Après un début de saison au cours duquel il a été limité à neuf victoires en 13 tournois, il a été contraint à l’abandon dès le premier tour à Wimbledon, victime d’une blessure à une épaule.

Il a effectué un retour au jeu après exactement un mois d’absence, la semaine dernière au tournoi ATP 250 de Los Cabos, au Mexique. Il s’y est rendu comme champion en titre et a atteint la finale, perdant finalement sa couronne aux mains du Français Arthur Gea, qui a signé un premier titre en l’emportant 6-3 et 6-4.

L’Ontarien retire malgré tout beaucoup de positif de cette escale au Mexique.

«C’était incroyable, s’est-il exclamé. Ç’a été une année très difficile pour moi physiquement, et mon objectif était d’essayer de jouer le plus de matchs possible, de retrouver mon niveau de jeu et de revenir sur le terrain. Et j’ai réalisé toutes ces choses, donc c’était vraiment une excellente semaine pour moi.»

Shapovalov a toutefois disputé la finale samedi soir, et est arrivé à Montréal dans la nuit de dimanche à lundi. Il n’a pas eu l’occasion de s’entraîner en raison de la pluie lundi, et il a reconnu que son parcours à Los Cabos a compromis sa préparation pour l’OBN.

«Oui, c’est dur, (mais) ça fait partie de la vie au sein du circuit. Chaque fois que tu te rends loin dans un tournoi, ça va peut-être compromettre ta préparation pour le prochain événement. Et c’est sûr que ça ne va pas être facile», a-t-il fait valoir.

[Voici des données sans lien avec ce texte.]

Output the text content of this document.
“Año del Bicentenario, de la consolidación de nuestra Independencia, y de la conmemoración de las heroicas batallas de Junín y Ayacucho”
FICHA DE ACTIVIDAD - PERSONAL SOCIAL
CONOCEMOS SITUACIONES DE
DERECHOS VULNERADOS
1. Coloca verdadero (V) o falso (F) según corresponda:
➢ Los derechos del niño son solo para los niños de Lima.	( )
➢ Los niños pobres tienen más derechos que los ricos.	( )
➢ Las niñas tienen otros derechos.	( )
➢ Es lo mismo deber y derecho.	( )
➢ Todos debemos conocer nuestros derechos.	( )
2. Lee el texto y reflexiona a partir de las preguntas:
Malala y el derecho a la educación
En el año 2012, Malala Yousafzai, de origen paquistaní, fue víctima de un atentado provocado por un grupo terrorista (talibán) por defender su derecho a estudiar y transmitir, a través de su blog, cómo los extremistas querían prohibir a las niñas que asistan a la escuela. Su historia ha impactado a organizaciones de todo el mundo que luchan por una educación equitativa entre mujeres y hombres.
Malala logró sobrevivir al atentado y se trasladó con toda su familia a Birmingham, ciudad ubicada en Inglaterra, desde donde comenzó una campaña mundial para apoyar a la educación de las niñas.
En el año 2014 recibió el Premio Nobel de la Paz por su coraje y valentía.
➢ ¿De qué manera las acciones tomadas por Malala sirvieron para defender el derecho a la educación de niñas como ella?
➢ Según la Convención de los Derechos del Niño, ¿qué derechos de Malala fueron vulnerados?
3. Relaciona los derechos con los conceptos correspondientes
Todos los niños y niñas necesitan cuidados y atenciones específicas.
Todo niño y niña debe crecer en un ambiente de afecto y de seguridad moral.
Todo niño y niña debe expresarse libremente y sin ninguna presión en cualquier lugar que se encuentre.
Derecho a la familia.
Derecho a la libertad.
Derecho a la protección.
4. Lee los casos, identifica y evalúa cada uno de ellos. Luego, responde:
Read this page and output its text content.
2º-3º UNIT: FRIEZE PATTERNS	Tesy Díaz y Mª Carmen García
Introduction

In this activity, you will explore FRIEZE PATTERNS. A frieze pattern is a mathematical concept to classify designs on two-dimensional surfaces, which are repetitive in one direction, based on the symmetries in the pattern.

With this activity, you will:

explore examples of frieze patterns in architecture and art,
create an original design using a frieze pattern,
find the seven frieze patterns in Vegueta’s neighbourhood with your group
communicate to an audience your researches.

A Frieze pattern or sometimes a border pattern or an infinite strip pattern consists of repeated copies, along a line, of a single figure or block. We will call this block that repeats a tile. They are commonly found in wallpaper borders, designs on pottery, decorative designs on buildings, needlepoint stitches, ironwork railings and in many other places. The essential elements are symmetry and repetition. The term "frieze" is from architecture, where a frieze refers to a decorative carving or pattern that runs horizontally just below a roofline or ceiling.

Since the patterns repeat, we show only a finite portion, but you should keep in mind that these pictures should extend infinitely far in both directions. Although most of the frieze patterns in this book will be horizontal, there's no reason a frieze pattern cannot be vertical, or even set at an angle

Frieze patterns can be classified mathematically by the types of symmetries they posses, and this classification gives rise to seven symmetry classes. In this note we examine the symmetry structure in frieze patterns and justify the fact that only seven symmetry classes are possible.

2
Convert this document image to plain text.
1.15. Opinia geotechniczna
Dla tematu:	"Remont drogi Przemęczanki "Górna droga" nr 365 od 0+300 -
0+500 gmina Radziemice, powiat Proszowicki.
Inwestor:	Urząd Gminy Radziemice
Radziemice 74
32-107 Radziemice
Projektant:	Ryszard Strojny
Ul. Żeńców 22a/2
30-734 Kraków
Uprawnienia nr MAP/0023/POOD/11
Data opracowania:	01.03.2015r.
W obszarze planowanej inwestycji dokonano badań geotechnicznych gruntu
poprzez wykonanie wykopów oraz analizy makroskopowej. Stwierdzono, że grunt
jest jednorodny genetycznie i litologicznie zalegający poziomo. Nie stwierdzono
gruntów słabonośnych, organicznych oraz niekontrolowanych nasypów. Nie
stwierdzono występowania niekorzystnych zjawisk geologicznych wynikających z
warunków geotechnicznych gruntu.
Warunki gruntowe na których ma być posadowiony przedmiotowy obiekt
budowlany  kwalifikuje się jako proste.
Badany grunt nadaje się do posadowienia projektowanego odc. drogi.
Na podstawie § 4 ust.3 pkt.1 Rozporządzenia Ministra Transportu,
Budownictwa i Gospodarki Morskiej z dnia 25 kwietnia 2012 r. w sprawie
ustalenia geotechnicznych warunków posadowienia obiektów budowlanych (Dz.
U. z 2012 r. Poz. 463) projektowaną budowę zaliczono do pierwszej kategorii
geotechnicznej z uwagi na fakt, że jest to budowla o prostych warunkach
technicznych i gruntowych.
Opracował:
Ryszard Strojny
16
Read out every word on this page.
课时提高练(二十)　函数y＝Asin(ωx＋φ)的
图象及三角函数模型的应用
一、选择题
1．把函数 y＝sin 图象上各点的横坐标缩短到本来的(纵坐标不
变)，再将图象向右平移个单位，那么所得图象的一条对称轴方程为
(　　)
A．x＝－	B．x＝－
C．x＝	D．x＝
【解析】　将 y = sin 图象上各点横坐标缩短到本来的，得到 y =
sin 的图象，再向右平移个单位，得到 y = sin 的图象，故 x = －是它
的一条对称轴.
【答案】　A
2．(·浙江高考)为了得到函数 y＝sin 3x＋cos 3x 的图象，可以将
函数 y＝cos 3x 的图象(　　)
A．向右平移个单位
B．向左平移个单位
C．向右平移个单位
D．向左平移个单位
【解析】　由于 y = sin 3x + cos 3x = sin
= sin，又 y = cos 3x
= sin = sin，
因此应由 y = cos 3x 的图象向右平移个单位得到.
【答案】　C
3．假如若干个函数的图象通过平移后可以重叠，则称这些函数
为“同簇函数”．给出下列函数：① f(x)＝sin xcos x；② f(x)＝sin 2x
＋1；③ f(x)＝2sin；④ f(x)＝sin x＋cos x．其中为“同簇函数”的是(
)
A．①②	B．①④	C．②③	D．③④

«Je vais essayer de m’entraîner (lundi) s’il ne pleut plus. Mais sinon, je dois juste jouer et essayer d’utiliser le match pour me sentir le plus à l’aise possible et trouver un moyen de gagner au moins le premier match», a-t-il ajouté, précisant qu’il n’était pas tout à fait à 100 %.

Shapovalov, 27 ans, est détenteur de quatre titres, dont deux obtenus en 2025. Il a notamment gagné un premier tournoi ATP 500 à Dallas.

Il compte une finale en Masters 1000 – perdue face au Serbe Novak Djokovic à Paris en 2019 –, mais n’a pas fait mieux que le troisième tour depuis qu’il a affronté le Russe Daniil Medvedev en huitième de finale à Cincinnati, en 2022.

Avec l’absence de l’Italien Jannik Sinner et de l’Espagnol Carlos Alcaraz, les deux joueurs les mieux classés de l’ATP, ainsi que de Djokovic, il estime toutefois qu’une porte s’ouvre, pour lui comme pour tous les autres joueurs.

«J’ai l’impression que ce sport est très serré, tout le monde peut battre n’importe qui n’importe quel jour, sauf peut-être les meilleurs joueurs, comme Sinner ou Alcaraz, a avancé Shapovalov. Tout le monde est jouable, donc je ne regarde pas trop le classement.»

Shapovalov doit amorcer son parcours contre l’Américain Zachary Svajda mercredi matin, mais l’horaire pourrait être modifié avec les nombreuses interruptions en raison de la pluie, dimanche et lundi.

Encore de la pluie

Shapovalov est l’un des six Canadiens en lice à l’Omnium Banque Nationale.

Alexis Galarneau a eu le temps d’amorcer son match contre le Tchèque Vít Kopriva après un retard de deux heures et menait 1-0 lorsqu’une nouvelle averse a forcé les organisateurs à appuyer sur pause à nouveau.

Les activités ont repris vers 15 h 30.

Gabriel Diallo pourrait également amorcer son parcours mardi si le temps le permet. Il croisera le fer avec le qualifié français Kyrian Jacquet.

Liam Draxl (invitation) et Duncan Chan (qualifié) joueront également au premier tour, tandis que le Québécois Félix Auger-Aliassime, deuxième tête de série, a obtenu un laissez-passer pour la deuxième ronde.